There are birdhouses and birdhouses, and being a great one for long-distance drives, I have seen some pretty bizarre examples dotting the lawns of American houses. There were others that were downright beautiful, not to mention some that were downright eccentric. This article pays homage to all those fancy birdhouses, as well as tells you about some grassroots stuff like prices.
Carriage birdhouses: These are straight out of English country estates, and can be quite regal in appearance. Made of reinforced wood, these birdhouses are built to endure fluctuations in weather conditions and temperature. They also facilitate easy cleaning courtesy removable roofs, precisely measured bird entry points, luxury (!) bird chambers, and built-in post mounting capabilities. The ones I saw were roughly 25 inches high, and 10 inches wide and deep. I made further inquiries and found that these birdhouses are mostly available with Copper Verde, Bright Copper, or Cedar Shingle roofs, in a variety of finishes. At an average, they cost about $240.
Mansion birdhouses: These are usually four-sided wooden structures, and luxuriously appointed ones too. The one I spotted had at least eight compartments, all of them beautifully suited for both roosting and nesting. They usually have copper or wooden roofs, which are detachable to facilitate cleaning. On enquiry, I found that these houses are accompanied by mounting bracket and screws, and can accommodate most bird species. Made of smooth finish, rot-resistant wood, the houses contain no toxic chemicals and are so good-looking that no bird that has nested here once will go anywhere else, I'm sure. However, all this luxury doesn't come cheap, and you may have to shell out close to $400 for a piece.

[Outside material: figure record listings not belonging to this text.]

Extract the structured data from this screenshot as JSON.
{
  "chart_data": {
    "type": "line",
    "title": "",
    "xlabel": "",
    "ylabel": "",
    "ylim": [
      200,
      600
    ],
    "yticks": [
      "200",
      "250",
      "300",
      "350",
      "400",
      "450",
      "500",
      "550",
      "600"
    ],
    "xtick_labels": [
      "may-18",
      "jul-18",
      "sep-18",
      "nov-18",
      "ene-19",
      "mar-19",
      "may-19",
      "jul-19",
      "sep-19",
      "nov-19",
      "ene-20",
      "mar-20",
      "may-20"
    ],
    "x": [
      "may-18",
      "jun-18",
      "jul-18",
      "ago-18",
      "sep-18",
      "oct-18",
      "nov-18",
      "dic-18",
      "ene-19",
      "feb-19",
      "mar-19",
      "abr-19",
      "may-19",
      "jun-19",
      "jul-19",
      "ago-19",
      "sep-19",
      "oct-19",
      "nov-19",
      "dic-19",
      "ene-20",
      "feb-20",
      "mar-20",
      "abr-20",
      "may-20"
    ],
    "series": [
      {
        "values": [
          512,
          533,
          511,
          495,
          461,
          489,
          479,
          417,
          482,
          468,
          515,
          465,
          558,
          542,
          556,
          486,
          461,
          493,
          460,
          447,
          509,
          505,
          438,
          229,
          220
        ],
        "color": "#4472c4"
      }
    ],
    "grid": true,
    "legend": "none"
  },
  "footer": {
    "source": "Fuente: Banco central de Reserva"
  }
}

An even larger mansion: I'm talking about those 12-room jobs manufactured by Coates. These have been around for some time and retain their popularity. The ones I have seen are all made either of aluminum or stainless steel, and have hinged doors, ceiling plates, reflective ventilated roofs, a solid top perch, and door plugs. Truly five-star habitation, it's relatively cheap at around $100 apiece.
Cowboy Boot birdhouses: I saw this parked on the lawn of a semi-detached and liked it so much that I rang the doorbell and asked about it. Mrs. Evans, who answered the door, said her fancy birdhouse was hand-made from recycled boots, tin and barbwire. She reported a steady stream of small inhabitants like wrens and chickadees, and the opening suited these small birds perfectly. I later discovered that these models are sold for around $40 apiece.

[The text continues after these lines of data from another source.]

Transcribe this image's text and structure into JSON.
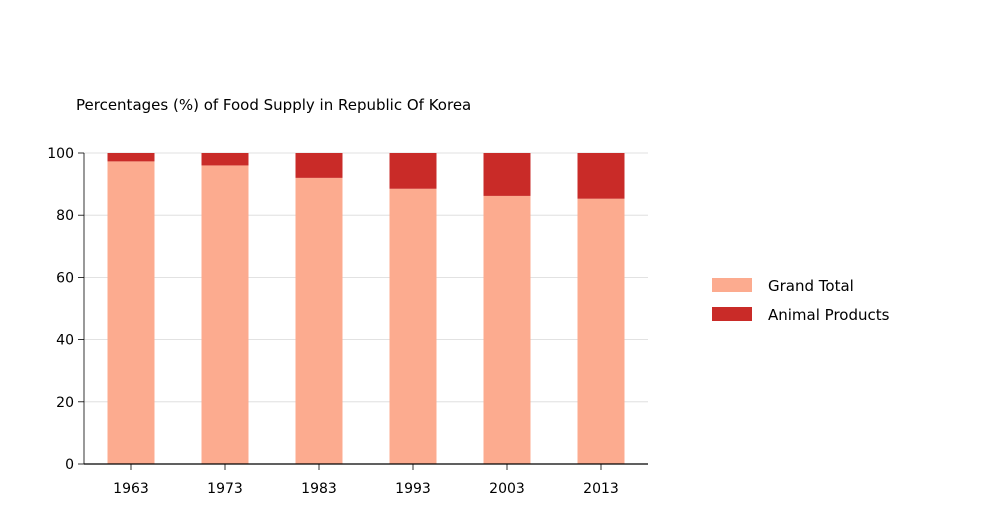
{
  "chart_data": {
    "type": "bar",
    "stacked": true,
    "title": "Percentages (%) of Food Supply in Republic Of Korea",
    "xlabel": "",
    "ylabel": "",
    "categories": [
      "1963",
      "1973",
      "1983",
      "1993",
      "2003",
      "2013"
    ],
    "series": [
      {
        "name": "Grand Total",
        "color": "#fcab8f",
        "values": [
          97.3,
          96.0,
          92.0,
          88.5,
          86.2,
          85.3
        ]
      },
      {
        "name": "Animal Products",
        "color": "#c92b28",
        "values": [
          2.7,
          4.0,
          8.0,
          11.5,
          13.8,
          14.7
        ]
      }
    ],
    "ylim": [
      0,
      100
    ],
    "yticks": [
      0,
      20,
      40,
      60,
      80,
      100
    ],
    "grid": true,
    "legend_position": "right"
  }
}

Bed & Breakfast birdhouses: This was a really cute item, with a split-level bed and breakfast theme. The material, as far as I could see, was wood adorned with metal ivy inlay, with a welcoming plaque above the front door! This is the cheapest fancy birdhouse I have come across, at around $15.
I could go on in this vein, but once you go online, you will find thousands of examples of fancy birdhouses, but remember that fancy does not always translate into pricey. The examples in this article were selected because they satisfy the twin criteria of utility and beauty. Make them yours too.